"Abracadabrantesque", "Je décide et il exécute", "This is a provocation" : retour en dix vidéos sur des moments qui ont construit la célèbre répartie de l'ancien Président.

Jacques Chirac en septembre 2000 sur France 3
Jacques Chirac en septembre 2000 sur France 3 © France Télévisions

1971 : Le "jeune loup" face au vieux briscard

Dans l'émission "À armes égales"', le jeune Jacques Chirac fait face au secrétaire général adjoint du PCF, Georges Marchais, lui aussi en pleine ascension au sein de son parti.

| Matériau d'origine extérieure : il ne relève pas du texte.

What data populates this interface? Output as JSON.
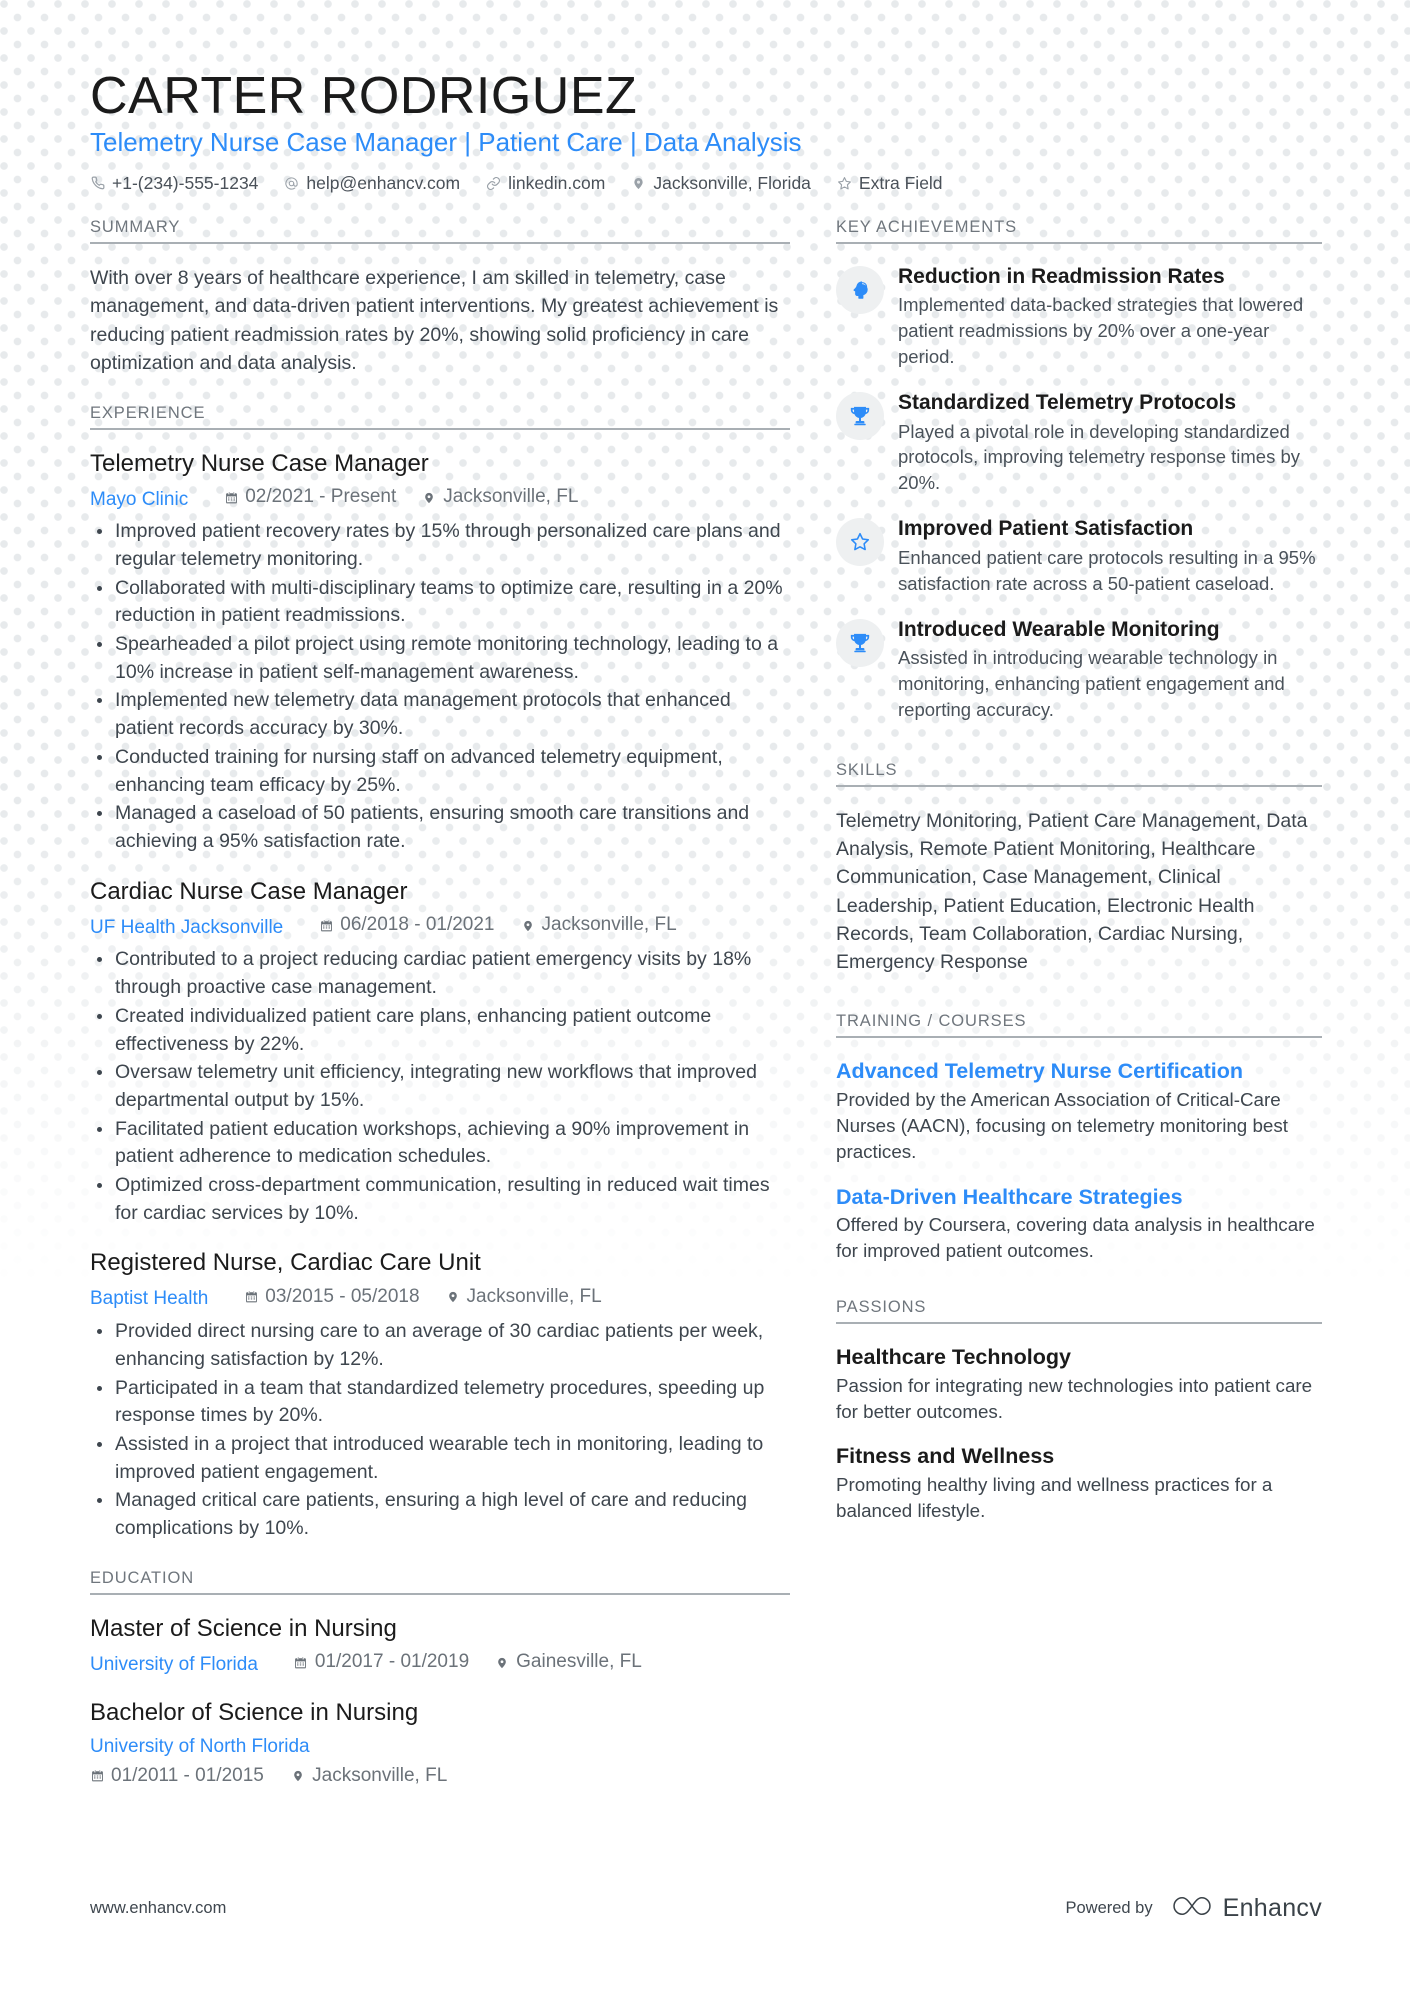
{
  "header": {
    "name": "CARTER RODRIGUEZ",
    "headline": "Telemetry Nurse Case Manager | Patient Care | Data Analysis",
    "accent_color": "#2d8cf8",
    "contacts": [
      {
        "icon": "phone-icon",
        "text": "+1-(234)-555-1234"
      },
      {
        "icon": "at-email-icon",
        "text": "help@enhancv.com"
      },
      {
        "icon": "link-icon",
        "text": "linkedin.com"
      },
      {
        "icon": "location-pin-icon",
        "text": "Jacksonville, Florida"
      },
      {
        "icon": "star-icon",
        "text": "Extra Field"
      }
    ]
  },
  "left": {
    "summary": {
      "title": "SUMMARY",
      "text": "With over 8 years of healthcare experience, I am skilled in telemetry, case management, and data-driven patient interventions. My greatest achievement is reducing patient readmission rates by 20%, showing solid proficiency in care optimization and data analysis."
    },
    "experience": {
      "title": "EXPERIENCE",
      "entries": [
        {
          "role": "Telemetry Nurse Case Manager",
          "org": "Mayo Clinic",
          "dates": "02/2021 - Present",
          "location": "Jacksonville, FL",
          "bullets": [
            "Improved patient recovery rates by 15% through personalized care plans and regular telemetry monitoring.",
            "Collaborated with multi-disciplinary teams to optimize care, resulting in a 20% reduction in patient readmissions.",
            "Spearheaded a pilot project using remote monitoring technology, leading to a 10% increase in patient self-management awareness.",
            "Implemented new telemetry data management protocols that enhanced patient records accuracy by 30%.",
            "Conducted training for nursing staff on advanced telemetry equipment, enhancing team efficacy by 25%.",
            "Managed a caseload of 50 patients, ensuring smooth care transitions and achieving a 95% satisfaction rate."
          ]
        },
        {
          "role": "Cardiac Nurse Case Manager",
          "org": "UF Health Jacksonville",
          "dates": "06/2018 - 01/2021",
          "location": "Jacksonville, FL",
          "bullets": [
            "Contributed to a project reducing cardiac patient emergency visits by 18% through proactive case management.",
            "Created individualized patient care plans, enhancing patient outcome effectiveness by 22%.",
            "Oversaw telemetry unit efficiency, integrating new workflows that improved departmental output by 15%.",
            "Facilitated patient education workshops, achieving a 90% improvement in patient adherence to medication schedules.",
            "Optimized cross-department communication, resulting in reduced wait times for cardiac services by 10%."
          ]
        },
        {
          "role": "Registered Nurse, Cardiac Care Unit",
          "org": "Baptist Health",
          "dates": "03/2015 - 05/2018",
          "location": "Jacksonville, FL",
          "bullets": [
            "Provided direct nursing care to an average of 30 cardiac patients per week, enhancing satisfaction by 12%.",
            "Participated in a team that standardized telemetry procedures, speeding up response times by 20%.",
            "Assisted in a project that introduced wearable tech in monitoring, leading to improved patient engagement.",
            "Managed critical care patients, ensuring a high level of care and reducing complications by 10%."
          ]
        }
      ]
    },
    "education": {
      "title": "EDUCATION",
      "entries": [
        {
          "degree": "Master of Science in Nursing",
          "org": "University of Florida",
          "dates": "01/2017 - 01/2019",
          "location": "Gainesville, FL",
          "stacked": false
        },
        {
          "degree": "Bachelor of Science in Nursing",
          "org": "University of North Florida",
          "dates": "01/2011 - 01/2015",
          "location": "Jacksonville, FL",
          "stacked": true
        }
      ]
    }
  },
  "right": {
    "achievements": {
      "title": "KEY ACHIEVEMENTS",
      "items": [
        {
          "icon": "brain-head-icon",
          "title": "Reduction in Readmission Rates",
          "desc": "Implemented data-backed strategies that lowered patient readmissions by 20% over a one-year period."
        },
        {
          "icon": "trophy-icon",
          "title": "Standardized Telemetry Protocols",
          "desc": "Played a pivotal role in developing standardized protocols, improving telemetry response times by 20%."
        },
        {
          "icon": "star-outline-icon",
          "title": "Improved Patient Satisfaction",
          "desc": "Enhanced patient care protocols resulting in a 95% satisfaction rate across a 50-patient caseload."
        },
        {
          "icon": "trophy-icon",
          "title": "Introduced Wearable Monitoring",
          "desc": "Assisted in introducing wearable technology in monitoring, enhancing patient engagement and reporting accuracy."
        }
      ]
    },
    "skills": {
      "title": "SKILLS",
      "text": "Telemetry Monitoring, Patient Care Management, Data Analysis, Remote Patient Monitoring, Healthcare Communication, Case Management, Clinical Leadership, Patient Education, Electronic Health Records, Team Collaboration, Cardiac Nursing, Emergency Response"
    },
    "training": {
      "title": "TRAINING / COURSES",
      "items": [
        {
          "title": "Advanced Telemetry Nurse Certification",
          "desc": "Provided by the American Association of Critical-Care Nurses (AACN), focusing on telemetry monitoring best practices."
        },
        {
          "title": "Data-Driven Healthcare Strategies",
          "desc": "Offered by Coursera, covering data analysis in healthcare for improved patient outcomes."
        }
      ]
    },
    "passions": {
      "title": "PASSIONS",
      "items": [
        {
          "title": "Healthcare Technology",
          "desc": "Passion for integrating new technologies into patient care for better outcomes."
        },
        {
          "title": "Fitness and Wellness",
          "desc": "Promoting healthy living and wellness practices for a balanced lifestyle."
        }
      ]
    }
  },
  "footer": {
    "url": "www.enhancv.com",
    "powered_by": "Powered by",
    "brand": "Enhancv"
  }
}
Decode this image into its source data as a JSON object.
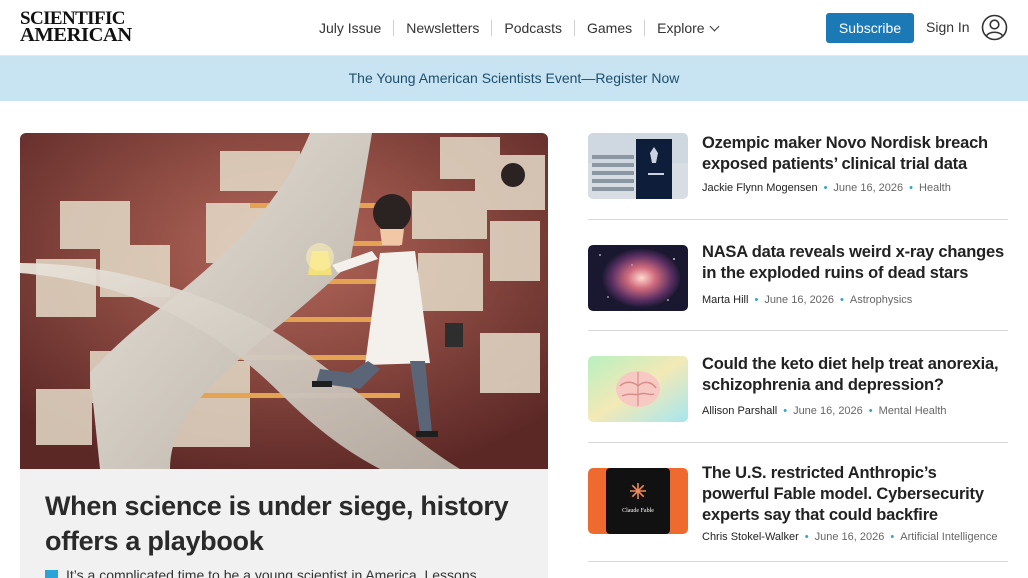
{
  "header": {
    "logo_line1": "SCIENTIFIC",
    "logo_line2": "AMERICAN",
    "nav": [
      "July Issue",
      "Newsletters",
      "Podcasts",
      "Games",
      "Explore"
    ],
    "subscribe_label": "Subscribe",
    "signin_label": "Sign In",
    "user_icon": "user-circle-icon",
    "explore_icon": "chevron-down-icon"
  },
  "banner": {
    "text": "The Young American Scientists Event—Register Now"
  },
  "hero": {
    "title": "When science is under siege, history offers a playbook",
    "dek": "It’s a complicated time to be a young scientist in America. Lessons",
    "accent_color": "#2ba3d6"
  },
  "stories": [
    {
      "title": "Ozempic maker Novo Nordisk breach exposed patients’ clinical trial data",
      "author": "Jackie Flynn Mogensen",
      "date": "June 16, 2026",
      "category": "Health"
    },
    {
      "title": "NASA data reveals weird x-ray changes in the exploded ruins of dead stars",
      "author": "Marta Hill",
      "date": "June 16, 2026",
      "category": "Astrophysics"
    },
    {
      "title": "Could the keto diet help treat anorexia, schizophrenia and depression?",
      "author": "Allison Parshall",
      "date": "June 16, 2026",
      "category": "Mental Health"
    },
    {
      "title": "The U.S. restricted Anthropic’s powerful Fable model. Cybersecurity experts say that could backfire",
      "author": "Chris Stokel-Walker",
      "date": "June 16, 2026",
      "category": "Artificial Intelligence",
      "thumb_text": "Claude Fable"
    }
  ],
  "colors": {
    "brand_blue": "#1b7ab5",
    "banner_bg": "#c8e4f3",
    "accent": "#2ba3d6"
  }
}
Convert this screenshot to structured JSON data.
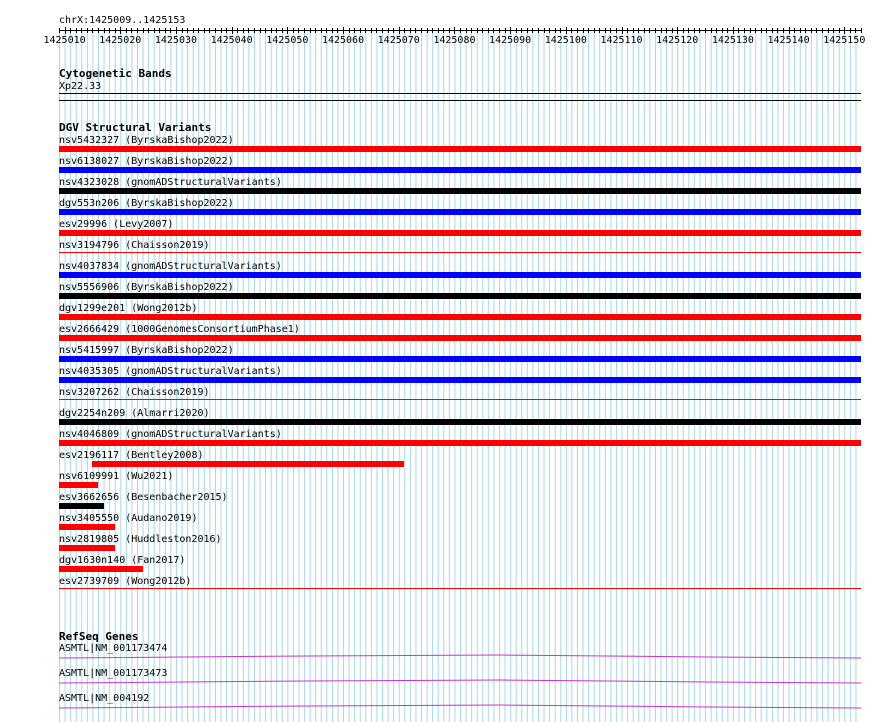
{
  "region": "chrX:1425009..1425153",
  "ruler": {
    "start": 1425009,
    "end": 1425153,
    "labels": [
      "1425010",
      "1425020",
      "1425030",
      "1425040",
      "1425050",
      "1425060",
      "1425070",
      "1425080",
      "1425090",
      "1425100",
      "1425110",
      "1425120",
      "1425130",
      "1425140",
      "1425150"
    ]
  },
  "cytoband": {
    "title": "Cytogenetic Bands",
    "band": "Xp22.33"
  },
  "dgv": {
    "title": "DGV Structural Variants",
    "variants": [
      {
        "label": "nsv5432327 (ByrskaBishop2022)",
        "color": "#ff0000",
        "start": 1425009,
        "end": 1425153
      },
      {
        "label": "nsv6138027 (ByrskaBishop2022)",
        "color": "#0000ff",
        "start": 1425009,
        "end": 1425153
      },
      {
        "label": "nsv4323028 (gnomADStructuralVariants)",
        "color": "#000000",
        "start": 1425009,
        "end": 1425153
      },
      {
        "label": "dgv553n206 (ByrskaBishop2022)",
        "color": "#0000ff",
        "start": 1425009,
        "end": 1425153
      },
      {
        "label": "esv29996 (Levy2007)",
        "color": "#ff0000",
        "start": 1425009,
        "end": 1425153
      },
      {
        "label": "nsv3194796 (Chaisson2019)",
        "color": "#ff0000",
        "start": 1425009,
        "end": 1425153,
        "thin": true
      },
      {
        "label": "nsv4037834 (gnomADStructuralVariants)",
        "color": "#0000ff",
        "start": 1425009,
        "end": 1425153
      },
      {
        "label": "nsv5556906 (ByrskaBishop2022)",
        "color": "#000000",
        "start": 1425009,
        "end": 1425153
      },
      {
        "label": "dgv1299e201 (Wong2012b)",
        "color": "#ff0000",
        "start": 1425009,
        "end": 1425153
      },
      {
        "label": "esv2666429 (1000GenomesConsortiumPhase1)",
        "color": "#ff0000",
        "start": 1425009,
        "end": 1425153
      },
      {
        "label": "nsv5415997 (ByrskaBishop2022)",
        "color": "#0000ff",
        "start": 1425009,
        "end": 1425153
      },
      {
        "label": "nsv4035305 (gnomADStructuralVariants)",
        "color": "#0000ff",
        "start": 1425009,
        "end": 1425153
      },
      {
        "label": "nsv3207262 (Chaisson2019)",
        "color": "#ff0000",
        "start": 1425009,
        "end": 1425153,
        "thin": true
      },
      {
        "label": "dgv2254n209 (Almarri2020)",
        "color": "#000000",
        "start": 1425009,
        "end": 1425153
      },
      {
        "label": "nsv4046809 (gnomADStructuralVariants)",
        "color": "#ff0000",
        "start": 1425009,
        "end": 1425153
      },
      {
        "label": "esv2196117 (Bentley2008)",
        "color": "#ff0000",
        "start": 1425015,
        "end": 1425071
      },
      {
        "label": "nsv6109991 (Wu2021)",
        "color": "#ff0000",
        "start": 1425009,
        "end": 1425016
      },
      {
        "label": "esv3662656 (Besenbacher2015)",
        "color": "#000000",
        "start": 1425009,
        "end": 1425017
      },
      {
        "label": "nsv3405550 (Audano2019)",
        "color": "#ff0000",
        "start": 1425009,
        "end": 1425019
      },
      {
        "label": "nsv2819805 (Huddleston2016)",
        "color": "#ff0000",
        "start": 1425009,
        "end": 1425019
      },
      {
        "label": "dgv1630n140 (Fan2017)",
        "color": "#ff0000",
        "start": 1425009,
        "end": 1425024
      },
      {
        "label": "esv2739709 (Wong2012b)",
        "color": "#ff0000",
        "start": 1425009,
        "end": 1425153,
        "thin": true
      }
    ]
  },
  "refseq": {
    "title": "RefSeq Genes",
    "genes": [
      {
        "label": "ASMTL|NM_001173474",
        "color": "#cc33cc"
      },
      {
        "label": "ASMTL|NM_001173473",
        "color": "#cc33cc"
      },
      {
        "label": "ASMTL|NM_004192",
        "color": "#cc33cc"
      }
    ]
  },
  "colors": {
    "grid": "#a8d8e8",
    "red": "#ff0000",
    "blue": "#0000ff",
    "black": "#000000",
    "refseq": "#cc33cc"
  }
}
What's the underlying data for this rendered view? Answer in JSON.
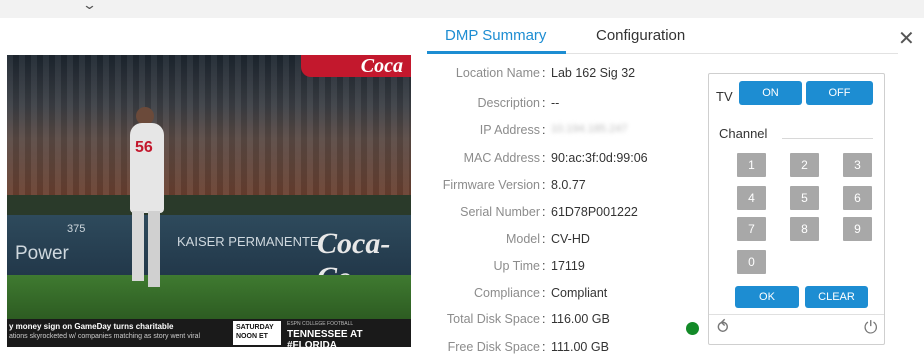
{
  "topbar": {
    "chevron_icon": "chevron-down-icon",
    "chevron_glyph": "⌄"
  },
  "video": {
    "banner_text": "Coca",
    "board_power": "Power",
    "board_number": "375",
    "board_kaiser": "KAISER PERMANENTE.",
    "board_coke": "Coca-Co",
    "player_number": "56",
    "ticker_line1": "y money sign on GameDay turns charitable",
    "ticker_line2": "ations skyrocketed w/ companies matching as story went viral",
    "ticker_saturday": "SATURDAY NOON ET",
    "ticker_espn": "ESPN COLLEGE FOOTBALL",
    "ticker_game": "TENNESSEE AT #FLORIDA"
  },
  "tabs": [
    {
      "label": "DMP Summary",
      "active": true
    },
    {
      "label": "Configuration",
      "active": false
    }
  ],
  "close_glyph": "✕",
  "summary": {
    "rows": [
      {
        "label": "Location Name",
        "value": "Lab 162 Sig 32"
      },
      {
        "label": "Description",
        "value": "--"
      },
      {
        "label": "IP Address",
        "value": "10.194.185.247",
        "blurred": true
      },
      {
        "label": "MAC Address",
        "value": "90:ac:3f:0d:99:06"
      },
      {
        "label": "Firmware Version",
        "value": "8.0.77"
      },
      {
        "label": "Serial Number",
        "value": "61D78P001222"
      },
      {
        "label": "Model",
        "value": "CV-HD"
      },
      {
        "label": "Up Time",
        "value": "17119"
      },
      {
        "label": "Compliance",
        "value": "Compliant"
      },
      {
        "label": "Total Disk Space",
        "value": "116.00 GB"
      },
      {
        "label": "Free Disk Space",
        "value": "111.00 GB"
      }
    ],
    "colon": ":"
  },
  "status": {
    "color": "#138a28"
  },
  "remote": {
    "tv_label": "TV",
    "on_label": "ON",
    "off_label": "OFF",
    "channel_label": "Channel",
    "keys": [
      "1",
      "2",
      "3",
      "4",
      "5",
      "6",
      "7",
      "8",
      "9",
      "0"
    ],
    "ok_label": "OK",
    "clear_label": "CLEAR",
    "refresh_glyph": "⥀",
    "power_glyph": "⏻"
  },
  "colors": {
    "accent": "#1d8dd2",
    "key_gray": "#a8a8a8"
  }
}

Un débat houleux où le leader de gauche apparaît plus à l'aise que son adversaire.

1976 : "Un homme politique, ça ne démissionne pas"

En plein débat télévisé, celui qui est encore Premier ministre de Valéry Giscard d'Estaing est interrogé sur un possible départ. Il donne le change, mais finira par annoncer la démission de son gouvernement deux mois plus tard.

1988 : "Je ne suis pas le Premier ministre"

Face à François Mitterrand lors du débat du second tour de la présidentielle, celui qui était alors le Premier ministre tente de faire oublier ce lien de subordination. Peine perdue : son adversaire renverse toute la rhétorique en une phrase assassine.

1991 : Le dérapage sur le "bruit et l'odeur"

Lors d'un dîner-débat à Orléans, devant 1.300 militants du RPR, le président du RPR et maire de Paris part dans une envolée sur l'immigration qui, des décennies plus tard, est régulièrement dénoncée comme (au mieux) une bourde, (au pire) une très gênante saillie raciste.

1995 : "Mangez des pommes"

Cette phrase, Jacques Chirac ne l'a jamais prononcée telle quelle : elle vient de son personnage des Guignols sur Canal+, inspirée par une interview où il évoquait un pommier appartenant à l'un de ses proches. Tout le génie du futur président (et de son entourage) a été de surfer sur la popularité de cette petite blague pour en faire un quasi-argument de campagne.

1996 : "This is provocation"

En visite en Israël, le président veut agir comme il le fait habituellement : au contact de la population. Cela ne plaît pas au très consciencieux service de sécurité israélien, qui provoque la colère de Jacques Chirac.

1998 : "C'est la population irakienne qui souffre"

Sur la scène internationale, Jacques Chirac sera surtout retenu pour son opposition à l'intervention anglo-américaine en Irak. Quelques heures après les premières frappes, le président français réagit, face aux caméras.

2000 : "Abracadabrantesque"

En pleine affaire du financement occulte du RPR, Jacques Chirac réagit et évoque une histoire "abracadabrantesque" et "mensongère". Il affirmera pas la suite que cette histoire finirait par faire "pschitt".

2002 : "Je ne peux pas accepter la banalisation de l'intolérance et de la haine"

Le 21 avril 2002, Jacques Chirac découvre son adversaire au second tour de la présidentielle : Jean-Marie Le Pen. Il décide alors de ne pas débattre avec le candidat du Front national, et se présente alors comme le candidat du fameux "front républicain" contre le FN.

2004 : "Je décide, et il exécute"

Nicolas Sarkozy, alors ministre de l'Économie et des Finances, ne cache pas ses ambitions à plus long terme. Jacques Chirac, qui cache mal son antipathie pour ce jeune loup ambitieux, le recadre alors par interview interposée.